Je jure de dire la vérité
Nous pouvons commencer par là : Le simple fait de jurer de servir et de protéger la Constitution, comme nous l’avons vu, est beaucoup trop vague et laisse la porte grande ouverte au mensonge. Chaque élu, lorsqu’il prête serment, doit lever la main comme s’il se trouvait dans une salle d’audience et jurer de dire la vérité. Si une personne se parjure dans une salle d’audience, elle risque une peine importante. Pourtant, nos hommes politiques, nos juges et nos présidents peuvent mentir à volonté tant qu’ils ne témoignent pas sous serment. Cela doit cesser.

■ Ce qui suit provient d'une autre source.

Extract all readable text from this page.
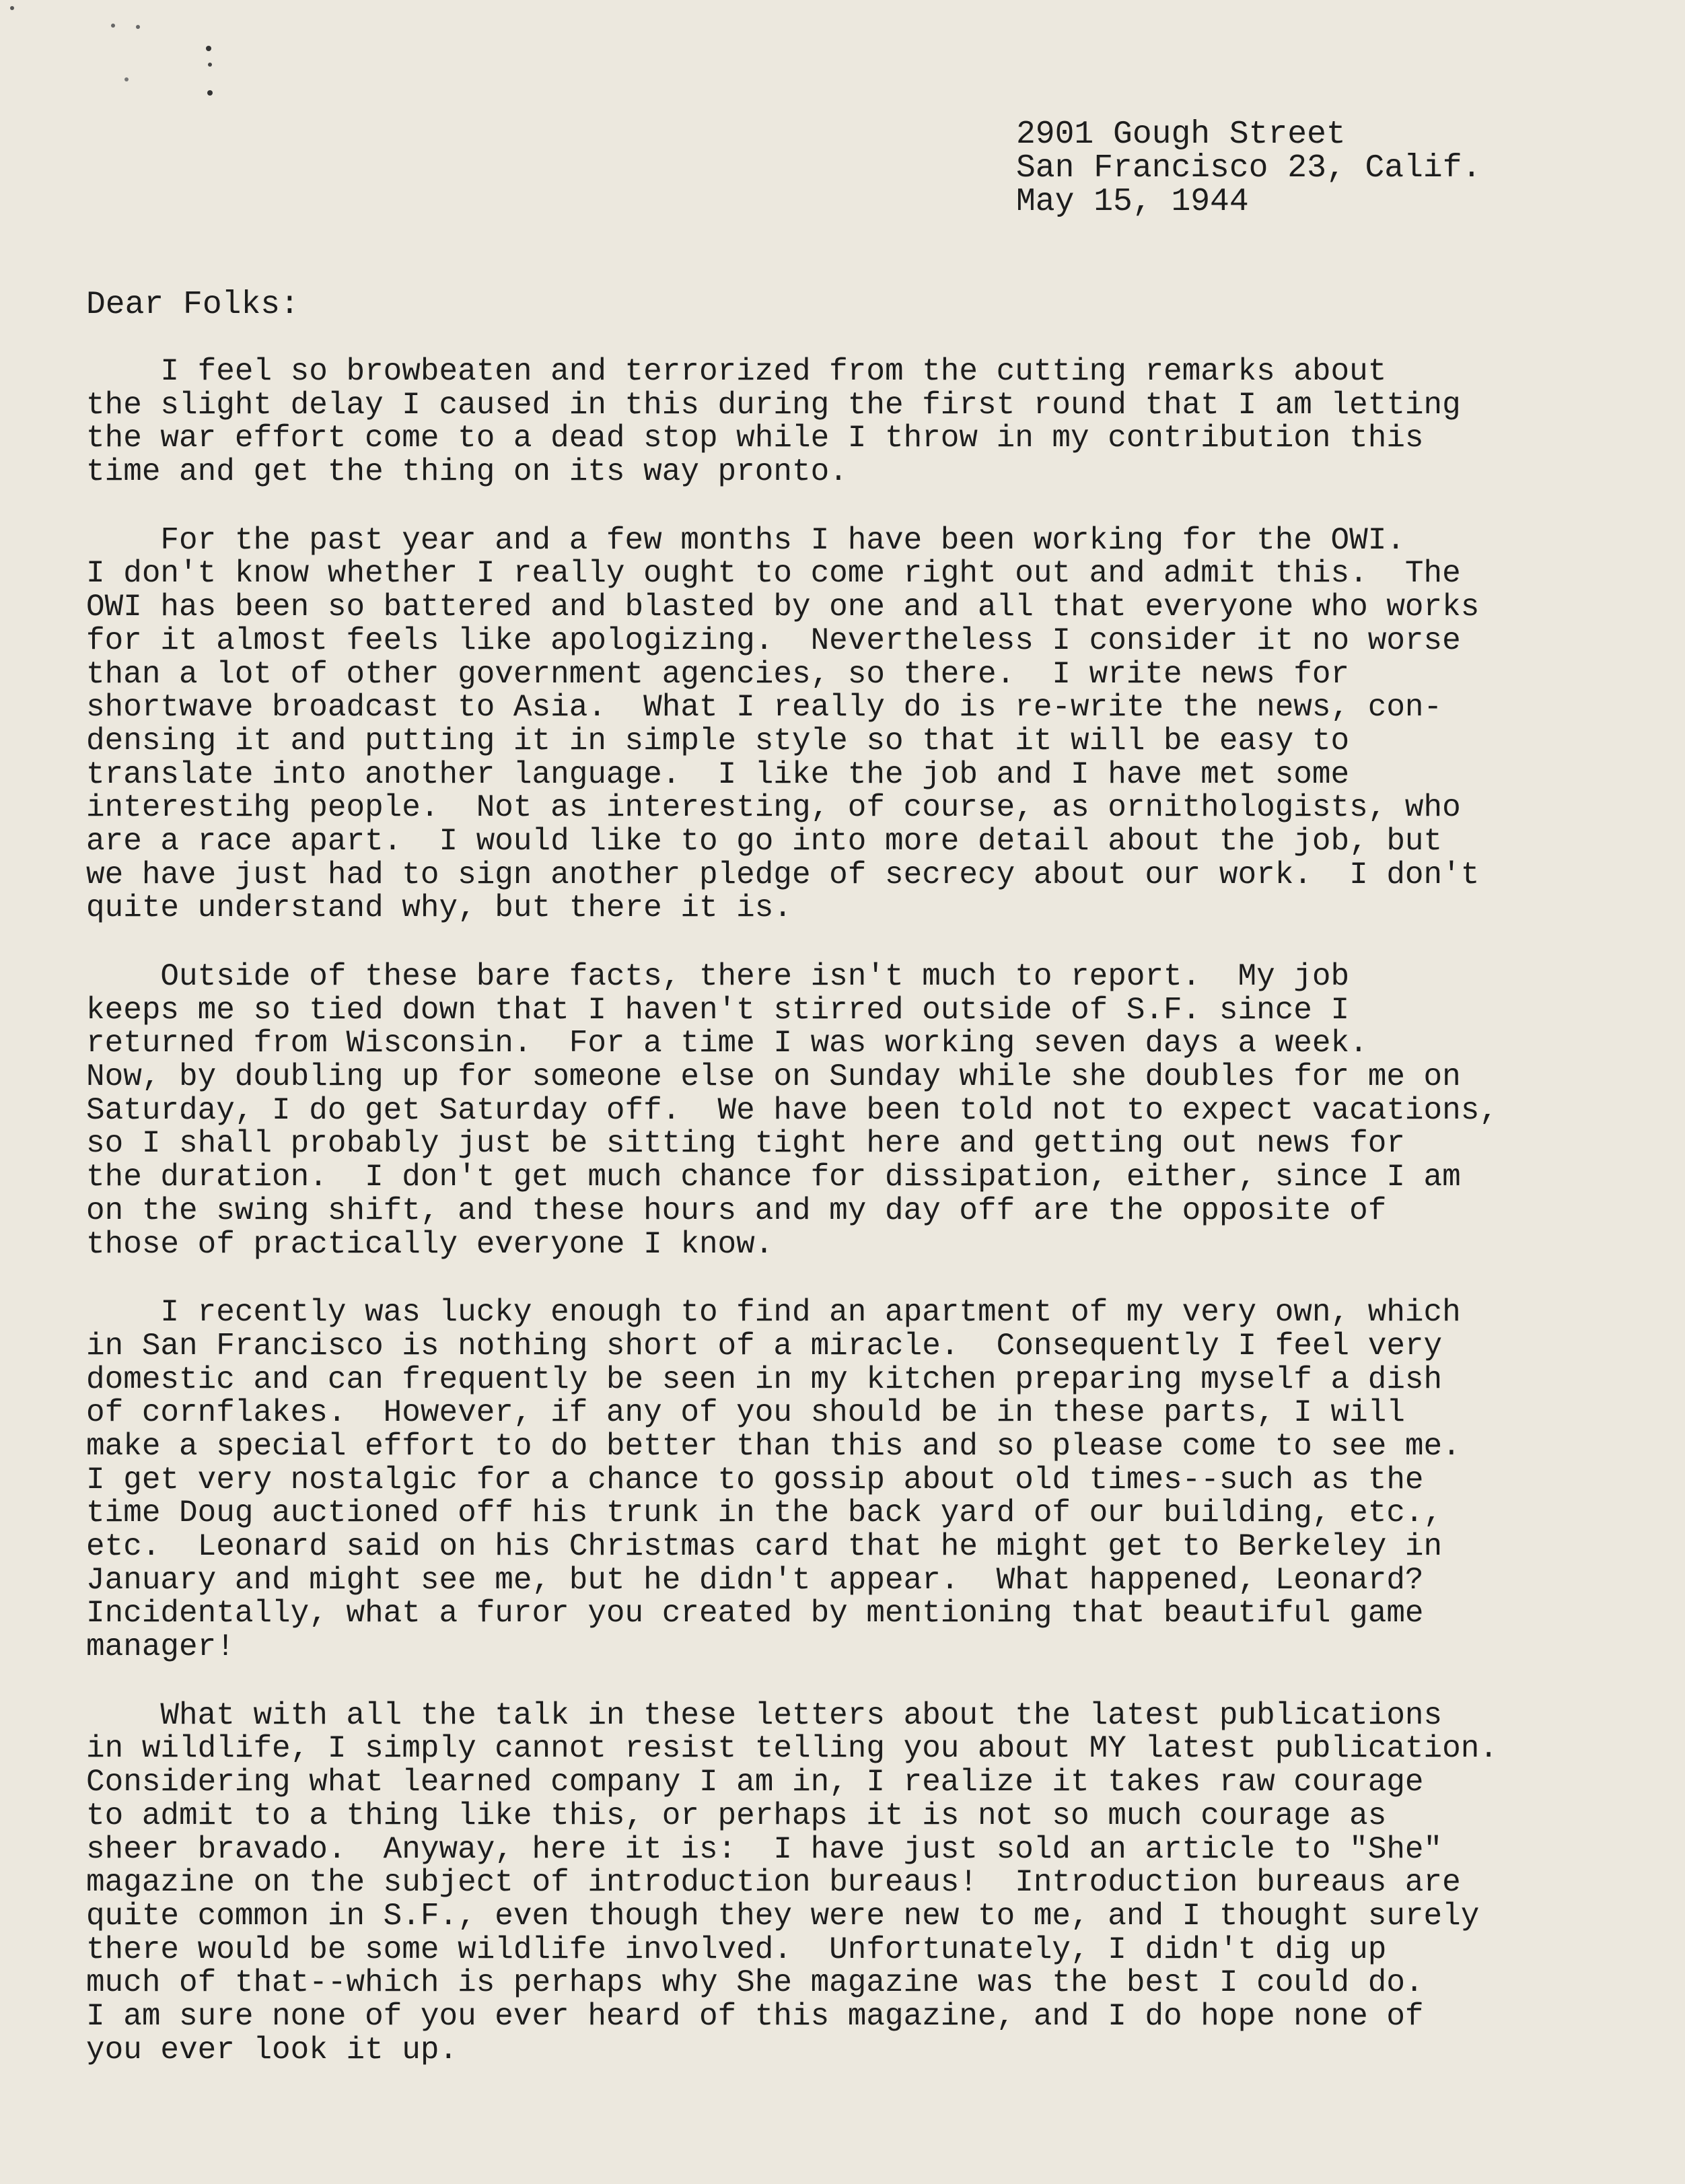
2901 Gough Street
San Francisco 23, Calif.
May 15, 1944
Dear Folks:
I feel so browbeaten and terrorized from the cutting remarks about
the slight delay I caused in this during the first round that I am letting
the war effort come to a dead stop while I throw in my contribution this
time and get the thing on its way pronto.
For the past year and a few months I have been working for the OWI.
I don't know whether I really ought to come right out and admit this.  The
OWI has been so battered and blasted by one and all that everyone who works
for it almost feels like apologizing.  Nevertheless I consider it no worse
than a lot of other government agencies, so there.  I write news for
shortwave broadcast to Asia.  What I really do is re-write the news, con-
densing it and putting it in simple style so that it will be easy to
translate into another language.  I like the job and I have met some
interestihg people.  Not as interesting, of course, as ornithologists, who
are a race apart.  I would like to go into more detail about the job, but
we have just had to sign another pledge of secrecy about our work.  I don't
quite understand why, but there it is.
Outside of these bare facts, there isn't much to report.  My job
keeps me so tied down that I haven't stirred outside of S.F. since I
returned from Wisconsin.  For a time I was working seven days a week.
Now, by doubling up for someone else on Sunday while she doubles for me on
Saturday, I do get Saturday off.  We have been told not to expect vacations,
so I shall probably just be sitting tight here and getting out news for
the duration.  I don't get much chance for dissipation, either, since I am
on the swing shift, and these hours and my day off are the opposite of
those of practically everyone I know.
I recently was lucky enough to find an apartment of my very own, which
in San Francisco is nothing short of a miracle.  Consequently I feel very
domestic and can frequently be seen in my kitchen preparing myself a dish
of cornflakes.  However, if any of you should be in these parts, I will
make a special effort to do better than this and so please come to see me.
I get very nostalgic for a chance to gossip about old times--such as the
time Doug auctioned off his trunk in the back yard of our building, etc.,
etc.  Leonard said on his Christmas card that he might get to Berkeley in
January and might see me, but he didn't appear.  What happened, Leonard?
Incidentally, what a furor you created by mentioning that beautiful game
manager!
What with all the talk in these letters about the latest publications
in wildlife, I simply cannot resist telling you about MY latest publication.
Considering what learned company I am in, I realize it takes raw courage
to admit to a thing like this, or perhaps it is not so much courage as
sheer bravado.  Anyway, here it is:  I have just sold an article to "She"
magazine on the subject of introduction bureaus!  Introduction bureaus are
quite common in S.F., even though they were new to me, and I thought surely
there would be some wildlife involved.  Unfortunately, I didn't dig up
much of that--which is perhaps why She magazine was the best I could do.
I am sure none of you ever heard of this magazine, and I do hope none of
you ever look it up.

Le moyen de responsabiliser nos hommes politiques et de rétablir la valeur fondamentale de l’honnêteté dans notre société est d’exiger d’eux qu’ils ne mentent pas sciemment. Pendant toute la durée de leur mandat, ils doivent effectivement prêter serment. Si ce n’est pas le cas, c’est nous qui sommes pris pour des imbéciles. Quelle folie y a-t-il à dépenser d’innombrables milliards de dollars pour élire des personnes qui nous représentent et qui, dans le même temps, sont libres de nous mentir ? Nous leur confions la gestion de notre pays, de nos vies et de notre planète. Nous devons exiger leur véracité.